The administrator of Elpida Memory Inc. has postponed the deadline for the second round of bidding to select the failed Japanese chipmaker’s rehabilitation sponsor to May 4 from Friday, as initially scheduled, sources said.
By extending the bidding period by one week, the administrator seems to have urged three camps of prospective sponsors to present more detailed rehabilitation plans, the sources said.
The three are major U.S. chipmaker Micron Technology Inc., South Korea’s SK Hynix Inc. and an alliance of U.S. and Chinese investment funds.
The administrator plans to pick a party as early as the second week of May and give it preferential negotiating rights.
After a sponsor is selected, the administrator hopes to enter into debt-reduction negotiations with Elpida’s creditor banks.

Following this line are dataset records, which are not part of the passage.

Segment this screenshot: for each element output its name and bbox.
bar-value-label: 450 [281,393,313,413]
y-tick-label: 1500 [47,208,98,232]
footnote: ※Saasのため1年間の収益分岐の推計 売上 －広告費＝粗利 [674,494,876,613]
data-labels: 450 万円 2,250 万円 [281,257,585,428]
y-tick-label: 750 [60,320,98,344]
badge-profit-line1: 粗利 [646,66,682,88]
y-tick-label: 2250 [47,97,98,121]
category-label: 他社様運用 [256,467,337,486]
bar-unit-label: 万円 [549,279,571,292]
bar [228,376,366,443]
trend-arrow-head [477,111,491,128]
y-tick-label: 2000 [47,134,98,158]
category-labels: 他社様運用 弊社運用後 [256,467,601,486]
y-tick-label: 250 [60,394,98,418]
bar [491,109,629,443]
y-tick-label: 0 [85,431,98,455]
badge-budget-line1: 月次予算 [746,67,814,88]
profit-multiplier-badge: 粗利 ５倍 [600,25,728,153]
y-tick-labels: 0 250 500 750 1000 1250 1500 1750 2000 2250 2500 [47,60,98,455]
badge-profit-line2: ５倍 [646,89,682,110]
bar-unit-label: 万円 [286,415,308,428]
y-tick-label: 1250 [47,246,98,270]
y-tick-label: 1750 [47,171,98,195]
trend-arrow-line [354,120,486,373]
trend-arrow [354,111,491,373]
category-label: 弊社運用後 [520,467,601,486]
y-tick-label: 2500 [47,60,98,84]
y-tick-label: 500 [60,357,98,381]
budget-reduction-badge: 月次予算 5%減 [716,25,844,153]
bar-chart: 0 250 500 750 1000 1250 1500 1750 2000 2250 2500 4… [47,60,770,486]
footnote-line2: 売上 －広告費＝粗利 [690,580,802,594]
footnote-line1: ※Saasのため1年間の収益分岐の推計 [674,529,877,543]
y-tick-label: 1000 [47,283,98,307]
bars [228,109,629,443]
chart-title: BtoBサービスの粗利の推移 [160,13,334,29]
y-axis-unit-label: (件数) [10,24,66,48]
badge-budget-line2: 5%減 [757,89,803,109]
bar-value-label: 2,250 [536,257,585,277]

Elpida, the only manufacturer of dynamic random access memory chips in Japan, filed for court protection from creditors under the corporate rehabilitation law in late February, leaving liabilities totaling ¥448 billion, the largest for a failed Japanese manufacturer.
The administrator carried out the first round of bidding at the end of March and narrowed down sponsor candidates to the three.
Though the three parties pledged assistance of ¥100 billion to ¥150 billion each in the first round of bidding, they have tightened some of their terms for accepting the sponsorship, the sources said.
Elpida’s bankruptcy is fueling concern the company could be a burden to an acquirer, with shares of SK Hynix and Micron declining on takeover speculation.
Stock prices of DRAM producers Hynix, Micron and Samsung Electronics Co. have shown significant differences since Feb. 27, when Elpida’s filing sparked speculation the industry might lose 12 percent of its capacity.
The three rivals all rallied in the first few days, then differences emerged. Hynix has plunged 11 percent starting from March 30, after saying it submitted an acquisition bid. Micron declined 21 percent in New York trading through Monday.
By comparison, Samsung has gained 0.2 percent since Hynix’s plan was revealed and about 9.6 percent since the initial bankruptcy filing.